Kolejnym warunkiem jest posiadanie przez skazanego miejsca stałego pobytu, a wszyscy dorośli domownicy muszą wyrazić pisemne zgody na odbywanie kary pozbawienia wolności w tym miejscu. Dodatkowo lokal, w którym zamieszkiwać będzie skazany, musi mieć odpowiednie warunki techniczne, tj. moc sygnału telefonicznego bądź internetowego będzie na tyle duża, że odbiornik będzie mógł skutecznie monitorować, czy skazany przebywa w określonym czasie w domu.

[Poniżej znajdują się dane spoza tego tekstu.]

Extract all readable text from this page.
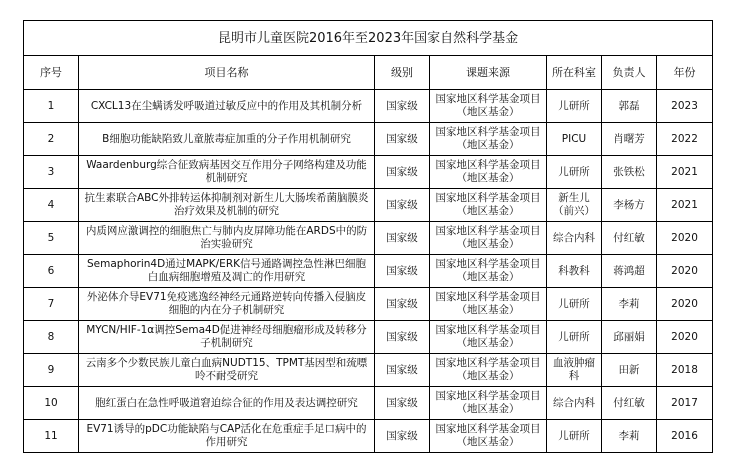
昆明市儿童医院2016年至2023年国家自然科学基金						
序号	项目名称	级别	课题来源	所在科室	负责人	年份
1	CXCL13在尘螨诱发呼吸道过敏反应中的作用及其机制分析	国家级	国家地区科学基金项目（地区基金）	儿研所	郭磊	2023
2	B细胞功能缺陷致儿童脓毒症加重的分子作用机制研究	国家级	国家地区科学基金项目（地区基金）	PICU	肖曙芳	2022
3	Waardenburg综合征致病基因交互作用分子网络构建及功能机制研究	国家级	国家地区科学基金项目（地区基金）	儿研所	张铁松	2021
4	抗生素联合ABC外排转运体抑制剂对新生儿大肠埃希菌脑膜炎治疗效果及机制的研究	国家级	国家地区科学基金项目（地区基金）	新生儿（前兴）	李杨方	2021
5	内质网应激调控的细胞焦亡与肺内皮屏障功能在ARDS中的防治实验研究	国家级	国家地区科学基金项目（地区基金）	综合内科	付红敏	2020
6	Semaphorin4D通过MAPK/ERK信号通路调控急性淋巴细胞白血病细胞增殖及凋亡的作用研究	国家级	国家地区科学基金项目（地区基金）	科教科	蒋鸿超	2020
7	外泌体介导EV71免疫逃逸经神经元通路逆转向传播入侵脑皮细胞的内在分子机制研究	国家级	国家地区科学基金项目（地区基金）	儿研所	李莉	2020
8	MYCN/HIF-1α调控Sema4D促进神经母细胞瘤形成及转移分子机制研究	国家级	国家地区科学基金项目（地区基金）	儿研所	邱丽娟	2020
9	云南多个少数民族儿童白血病NUDT15、TPMT基因型和巯嘌呤不耐受研究	国家级	国家地区科学基金项目（地区基金）	血液肿瘤科	田新	2018
10	胞红蛋白在急性呼吸道窘迫综合征的作用及表达调控研究	国家级	国家地区科学基金项目（地区基金）	综合内科	付红敏	2017
11	EV71诱导的pDC功能缺陷与CAP活化在危重症手足口病中的作用研究	国家级	国家地区科学基金项目（地区基金）	儿研所	李莉	2016
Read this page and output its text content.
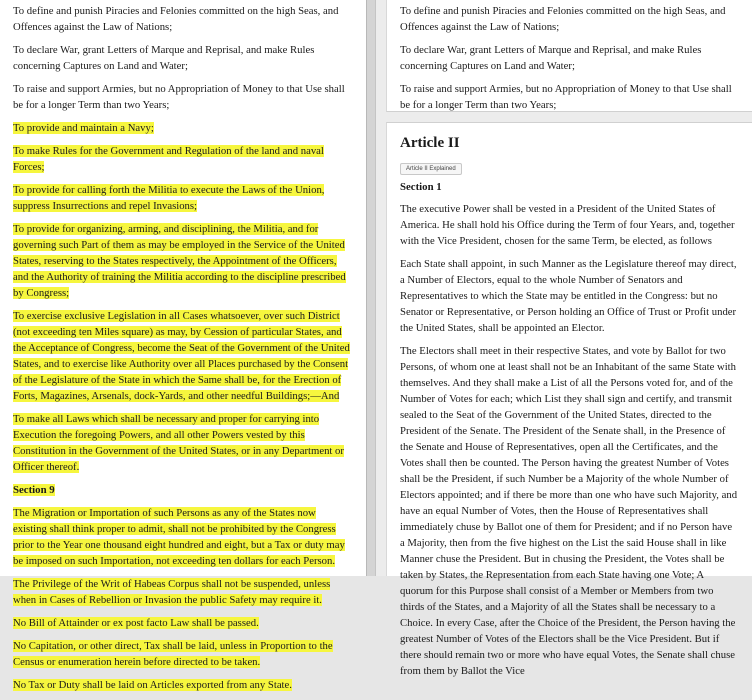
To define and punish Piracies and Felonies committed on the high Seas, and Offences against the Law of Nations;
To declare War, grant Letters of Marque and Reprisal, and make Rules concerning Captures on Land and Water;
To raise and support Armies, but no Appropriation of Money to that Use shall be for a longer Term than two Years;
To provide and maintain a Navy;
To make Rules for the Government and Regulation of the land and naval Forces;
To provide for calling forth the Militia to execute the Laws of the Union, suppress Insurrections and repel Invasions;
To provide for organizing, arming, and disciplining, the Militia, and for governing such Part of them as may be employed in the Service of the United States, reserving to the States respectively, the Appointment of the Officers, and the Authority of training the Militia according to the discipline prescribed by Congress;
To exercise exclusive Legislation in all Cases whatsoever, over such District (not exceeding ten Miles square) as may, by Cession of particular States, and the Acceptance of Congress, become the Seat of the Government of the United States, and to exercise like Authority over all Places purchased by the Consent of the Legislature of the State in which the Same shall be, for the Erection of Forts, Magazines, Arsenals, dock-Yards, and other needful Buildings;—And
To make all Laws which shall be necessary and proper for carrying into Execution the foregoing Powers, and all other Powers vested by this Constitution in the Government of the United States, or in any Department or Officer thereof.
Section 9
The Migration or Importation of such Persons as any of the States now existing shall think proper to admit, shall not be prohibited by the Congress prior to the Year one thousand eight hundred and eight, but a Tax or duty may be imposed on such Importation, not exceeding ten dollars for each Person.
The Privilege of the Writ of Habeas Corpus shall not be suspended, unless when in Cases of Rebellion or Invasion the public Safety may require it.
No Bill of Attainder or ex post facto Law shall be passed.
No Capitation, or other direct, Tax shall be laid, unless in Proportion to the Census or enumeration herein before directed to be taken.
No Tax or Duty shall be laid on Articles exported from any State.
To define and punish Piracies and Felonies committed on the high Seas, and Offences against the Law of Nations;
To declare War, grant Letters of Marque and Reprisal, and make Rules concerning Captures on Land and Water;
To raise and support Armies, but no Appropriation of Money to that Use shall be for a longer Term than two Years;
Article II
Article II Explained
Section 1
The executive Power shall be vested in a President of the United States of America. He shall hold his Office during the Term of four Years, and, together with the Vice President, chosen for the same Term, be elected, as follows
Each State shall appoint, in such Manner as the Legislature thereof may direct, a Number of Electors, equal to the whole Number of Senators and Representatives to which the State may be entitled in the Congress: but no Senator or Representative, or Person holding an Office of Trust or Profit under the United States, shall be appointed an Elector.
The Electors shall meet in their respective States, and vote by Ballot for two Persons, of whom one at least shall not be an Inhabitant of the same State with themselves. And they shall make a List of all the Persons voted for, and of the Number of Votes for each; which List they shall sign and certify, and transmit sealed to the Seat of the Government of the United States, directed to the President of the Senate. The President of the Senate shall, in the Presence of the Senate and House of Representatives, open all the Certificates, and the Votes shall then be counted. The Person having the greatest Number of Votes shall be the President, if such Number be a Majority of the whole Number of Electors appointed; and if there be more than one who have such Majority, and have an equal Number of Votes, then the House of Representatives shall immediately chuse by Ballot one of them for President; and if no Person have a Majority, then from the five highest on the List the said House shall in like Manner chuse the President. But in chusing the President, the Votes shall be taken by States, the Representation from each State having one Vote; A quorum for this Purpose shall consist of a Member or Members from two thirds of the States, and a Majority of all the States shall be necessary to a Choice. In every Case, after the Choice of the President, the Person having the greatest Number of Votes of the Electors shall be the Vice President. But if there should remain two or more who have equal Votes, the Senate shall chuse from them by Ballot the Vice
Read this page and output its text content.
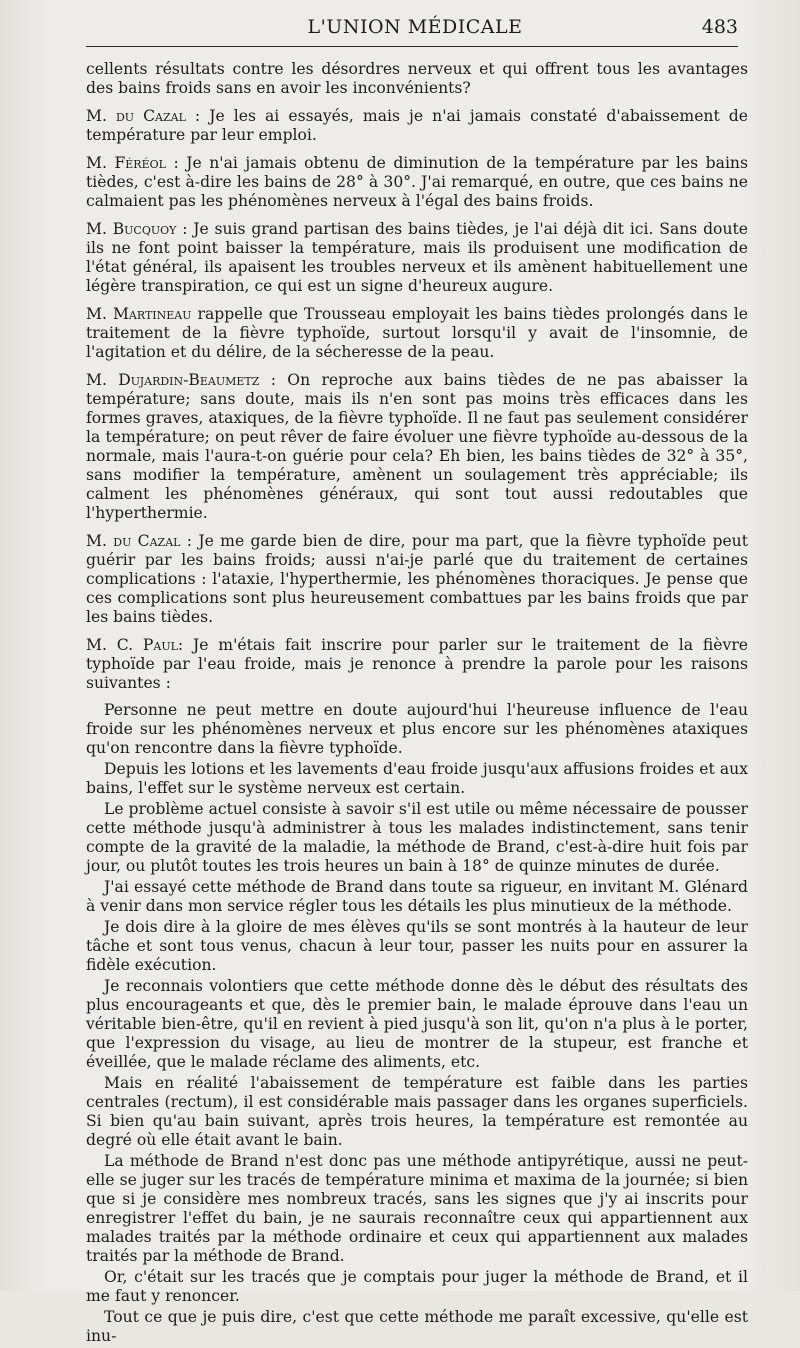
L'UNION MÉDICALE	483

cellents résultats contre les désordres nerveux et qui offrent tous les avantages des bains froids sans en avoir les inconvénients?

M. du Cazal : Je les ai essayés, mais je n'ai jamais constaté d'abaissement de température par leur emploi.

M. Féréol : Je n'ai jamais obtenu de diminution de la température par les bains tièdes, c'est à-dire les bains de 28° à 30°. J'ai remarqué, en outre, que ces bains ne calmaient pas les phénomènes nerveux à l'égal des bains froids.

M. Bucquoy : Je suis grand partisan des bains tièdes, je l'ai déjà dit ici. Sans doute ils ne font point baisser la température, mais ils produisent une modification de l'état général, ils apaisent les troubles nerveux et ils amènent habituellement une légère transpiration, ce qui est un signe d'heureux augure.

M. Martineau rappelle que Trousseau employait les bains tièdes prolongés dans le traitement de la fièvre typhoïde, surtout lorsqu'il y avait de l'insomnie, de l'agitation et du délire, de la sécheresse de la peau.

M. Dujardin-Beaumetz : On reproche aux bains tièdes de ne pas abaisser la température; sans doute, mais ils n'en sont pas moins très efficaces dans les formes graves, ataxiques, de la fièvre typhoïde. Il ne faut pas seulement considérer la température; on peut rêver de faire évoluer une fièvre typhoïde au-dessous de la normale, mais l'aura-t-on guérie pour cela? Eh bien, les bains tièdes de 32° à 35°, sans modifier la température, amènent un soulagement très appréciable; ils calment les phénomènes généraux, qui sont tout aussi redoutables que l'hyperthermie.

M. du Cazal : Je me garde bien de dire, pour ma part, que la fièvre typhoïde peut guérir par les bains froids; aussi n'ai-je parlé que du traitement de certaines complications : l'ataxie, l'hyperthermie, les phénomènes thoraciques. Je pense que ces complications sont plus heureusement combattues par les bains froids que par les bains tièdes.

M. C. Paul: Je m'étais fait inscrire pour parler sur le traitement de la fièvre typhoïde par l'eau froide, mais je renonce à prendre la parole pour les raisons suivantes :

Personne ne peut mettre en doute aujourd'hui l'heureuse influence de l'eau froide sur les phénomènes nerveux et plus encore sur les phénomènes ataxiques qu'on rencontre dans la fièvre typhoïde.

Depuis les lotions et les lavements d'eau froide jusqu'aux affusions froides et aux bains, l'effet sur le système nerveux est certain.

Le problème actuel consiste à savoir s'il est utile ou même nécessaire de pousser cette méthode jusqu'à administrer à tous les malades indistinctement, sans tenir compte de la gravité de la maladie, la méthode de Brand, c'est-à-dire huit fois par jour, ou plutôt toutes les trois heures un bain à 18° de quinze minutes de durée.

J'ai essayé cette méthode de Brand dans toute sa rigueur, en invitant M. Glénard à venir dans mon service régler tous les détails les plus minutieux de la méthode.

Je dois dire à la gloire de mes élèves qu'ils se sont montrés à la hauteur de leur tâche et sont tous venus, chacun à leur tour, passer les nuits pour en assurer la fidèle exécution.

Je reconnais volontiers que cette méthode donne dès le début des résultats des plus encourageants et que, dès le premier bain, le malade éprouve dans l'eau un véritable bien-être, qu'il en revient à pied jusqu'à son lit, qu'on n'a plus à le porter, que l'expression du visage, au lieu de montrer de la stupeur, est franche et éveillée, que le malade réclame des aliments, etc.

Mais en réalité l'abaissement de température est faible dans les parties centrales (rectum), il est considérable mais passager dans les organes superficiels. Si bien qu'au bain suivant, après trois heures, la température est remontée au degré où elle était avant le bain.

La méthode de Brand n'est donc pas une méthode antipyrétique, aussi ne peut-elle se juger sur les tracés de température minima et maxima de la journée; si bien que si je considère mes nombreux tracés, sans les signes que j'y ai inscrits pour enregistrer l'effet du bain, je ne saurais reconnaître ceux qui appartiennent aux malades traités par la méthode ordinaire et ceux qui appartiennent aux malades traités par la méthode de Brand.

Or, c'était sur les tracés que je comptais pour juger la méthode de Brand, et il me faut y renoncer.

Tout ce que je puis dire, c'est que cette méthode me paraît excessive, qu'elle est inu-
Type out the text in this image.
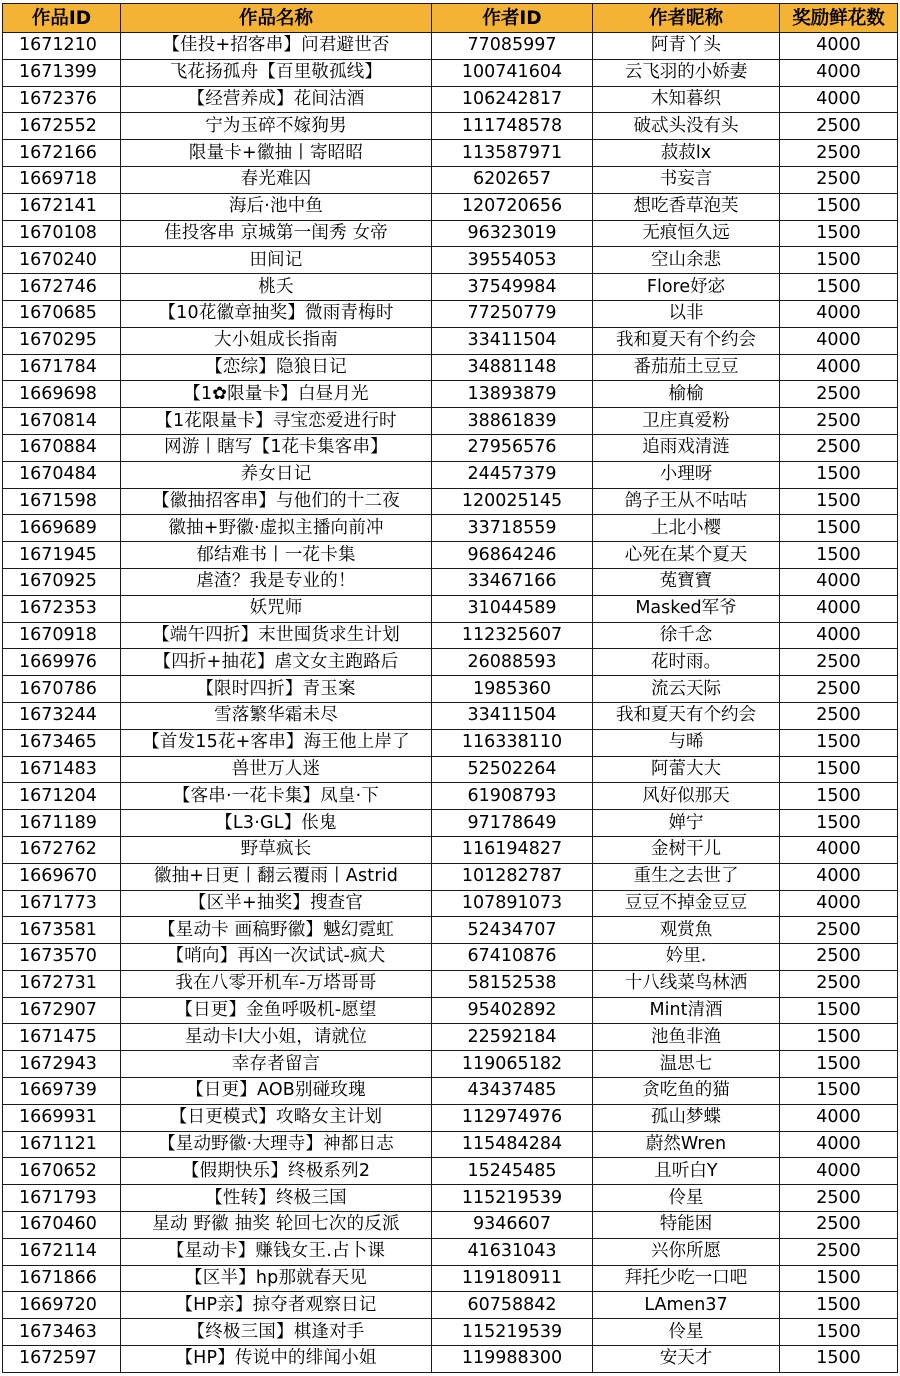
作品ID	作品名称	作者ID	作者昵称	奖励鲜花数
1671210	【佳投+招客串】问君避世否	77085997	阿青丫头	4000
1671399	飞花扬孤舟【百里敬孤线】	100741604	云飞羽的小娇妻	4000
1672376	【经营养成】花间沽酒	106242817	木知暮织	4000
1672552	宁为玉碎不嫁狗男	111748578	破忒头没有头	2500
1672166	限量卡+徽抽丨寄昭昭	113587971	菽菽lx	2500
1669718	春光难囚	6202657	书妄言	2500
1672141	海后·池中鱼	120720656	想吃香草泡芙	1500
1670108	佳投客串 京城第一闺秀 女帝	96323019	无痕恒久远	1500
1670240	田间记	39554053	空山余悲	1500
1672746	桃夭	37549984	Flore妤宓	1500
1670685	【10花徽章抽奖】微雨青梅时	77250779	以非	4000
1670295	大小姐成长指南	33411504	我和夏天有个约会	4000
1671784	【恋综】隐狼日记	34881148	番茄茄土豆豆	4000
1669698	【1✿限量卡】白昼月光	13893879	榆榆	2500
1670814	【1花限量卡】寻宝恋爱进行时	38861839	卫庄真爱粉	2500
1670884	网游丨瞎写【1花卡集客串】	27956576	追雨戏清涟	2500
1670484	养女日记	24457379	小理呀	1500
1671598	【徽抽招客串】与他们的十二夜	120025145	鸽子王从不咕咕	1500
1669689	徽抽+野徽·虚拟主播向前冲	33718559	上北小樱	1500
1671945	郁结难书丨一花卡集	96864246	心死在某个夏天	1500
1670925	虐渣？我是专业的！	33467166	菟寶寶	4000
1672353	妖咒师	31044589	Masked军爷	4000
1670918	【端午四折】末世囤货求生计划	112325607	徐千念	4000
1669976	【四折+抽花】虐文女主跑路后	26088593	花时雨。	2500
1670786	【限时四折】青玉案	1985360	流云天际	2500
1673244	雪落繁华霜未尽	33411504	我和夏天有个约会	2500
1673465	【首发15花+客串】海王他上岸了	116338110	与晞	1500
1671483	兽世万人迷	52502264	阿蕾大大	1500
1671204	【客串·一花卡集】凤皇·下	61908793	风好似那天	1500
1671189	【L3·GL】伥鬼	97178649	婵宁	1500
1672762	野草疯长	116194827	金树干儿	4000
1669670	徽抽+日更丨翻云覆雨丨Astrid	101282787	重生之去世了	4000
1671773	【区半+抽奖】搜查官	107891073	豆豆不掉金豆豆	4000
1673581	【星动卡 画稿野徽】魆幻霓虹	52434707	观赏魚	2500
1673570	【哨向】再凶一次试试-疯犬	67410876	妗里.	2500
1672731	我在八零开机车-万塔哥哥	58152538	十八线菜鸟林洒	2500
1672907	【日更】金鱼呼吸机-愿望	95402892	Mint清酒	1500
1671475	星动卡l大小姐，请就位	22592184	池鱼非渔	1500
1672943	幸存者留言	119065182	温思七	1500
1669739	【日更】AOB别碰玫瑰	43437485	贪吃鱼的猫	1500
1669931	【日更模式】攻略女主计划	112974976	孤山梦蝶	4000
1671121	【星动野徽·大理寺】神都日志	115484284	蔚然Wren	4000
1670652	【假期快乐】终极系列2	15245485	且听白Y	4000
1671793	【性转】终极三国	115219539	伶星	2500
1670460	星动 野徽 抽奖 轮回七次的反派	9346607	特能困	2500
1672114	【星动卡】赚钱女王.占卜课	41631043	兴你所愿	2500
1671866	【区半】hp那就春天见	119180911	拜托少吃一口吧	1500
1669720	【HP亲】掠夺者观察日记	60758842	LAmen37	1500
1673463	【终极三国】棋逢对手	115219539	伶星	1500
1672597	【HP】传说中的绯闻小姐	119988300	安天才	1500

Ostatnim warunkiem, nie mniej istotnym niż powyższe, jest przekonanie sądu, że cele kary pozbawienia wolności będą osiągnięte, pomimo że skazany nie będzie odbywał jej w zakładzie karnym. Chodzi przede wszystkim o pewność, że po wszystkim będzie mógł wrócić do normalnego życia na wolności i nie popełni już podobnych czynów w przyszłości. Dlatego też przy rozpatrywaniu wniosku o dozór elektroniczny sąd z uwagą pochyla się nad dotychczasowym zachowaniem skazanego w zakładzie karnym i bierze pod uwagę jego ogólną postawę.
Dzięki systemowi dozoru elektronicznego wielu skazanych ma możliwość aktywnie uczestniczyć w życiu rodzinnym, uczyć się i podejmować pracę, co w znacznym stopniu pomaga w procesie ich resocjalizacji. Nie ulega wątpliwości, że jest to rozwiązanie, które oferuje wiele korzyści nie tylko skazanym i ich bliskim, ale także obciążonemu polskiemu więziennictwu.